Serrated Lesions of the Colon and Rectum: An Overview of Pathology and Emphasis on a New Classification

Ali Koyuncuer


The most common malignancy in the gastrointestinal tract is colorectal carcinomas (CRC), which is the second most common cancer in women and the third most in men worldwide. Adenomas are the most frequently observed precursor lesions for CRC. Two basic pathways have been defined for CRCs: the classical adenomacarcinoma sequence and serrated pathway developing from sessile serrated lesions or adenomas. In the previously reported literature, there is no potential for malignancy, but now the serrated neoplasia pathway is observed in approximately 30% of all CRCs. In large colonoscopic series studies, the prevalence of serrated polyp is approximately 20%. Colorectal serrated lesions are characterized by sawtooth or stellate morphological features of the epithelium. For sessile serrated lesion (SSL) definition, according to the World Health Organization (WHO) Classification of Tumors of the Digestive System 2019, the presence of at least 1unequivocal distorted crypt is considered sufficient for diagnosis.
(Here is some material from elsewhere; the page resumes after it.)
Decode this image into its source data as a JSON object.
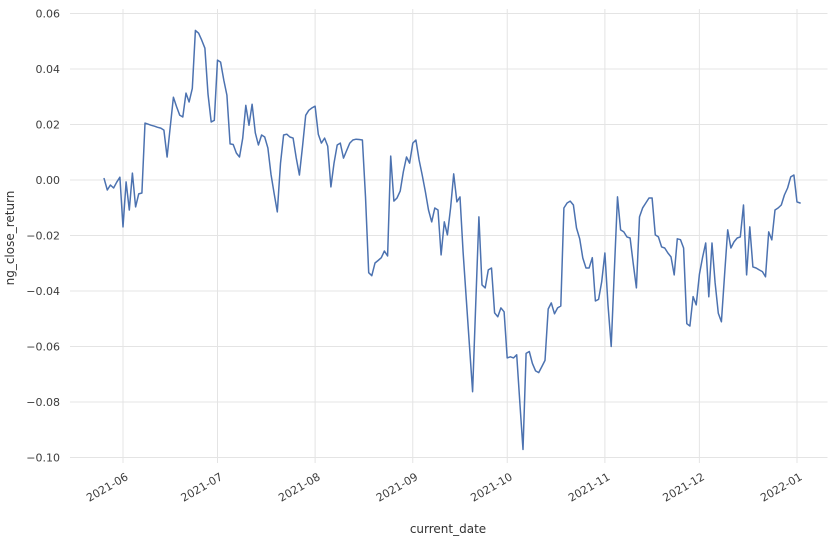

There is major variability in the morphology of colorectal serrated lesions or polyps, and as a consequence, a number of pathological subtypes have been described and 3 significant types have been defined; hyperplastic polyp (HP), sessile serrated lesion (SSL), and traditional serrated adenoma (TSA). HP is the most common lesion among all serrated polyps, and the potential for colorectal cancer development is very low. Improving the detection of SSLs reduces both the incidence and mortality of CRCs and reduces the risk of developing cancer of interval cancers. In this article, we will discuss serrated polyps, nomenclature, the particularly associated risk of cancer, terminology and classifications, molecular features and colonoscopic follow-up with the current designation.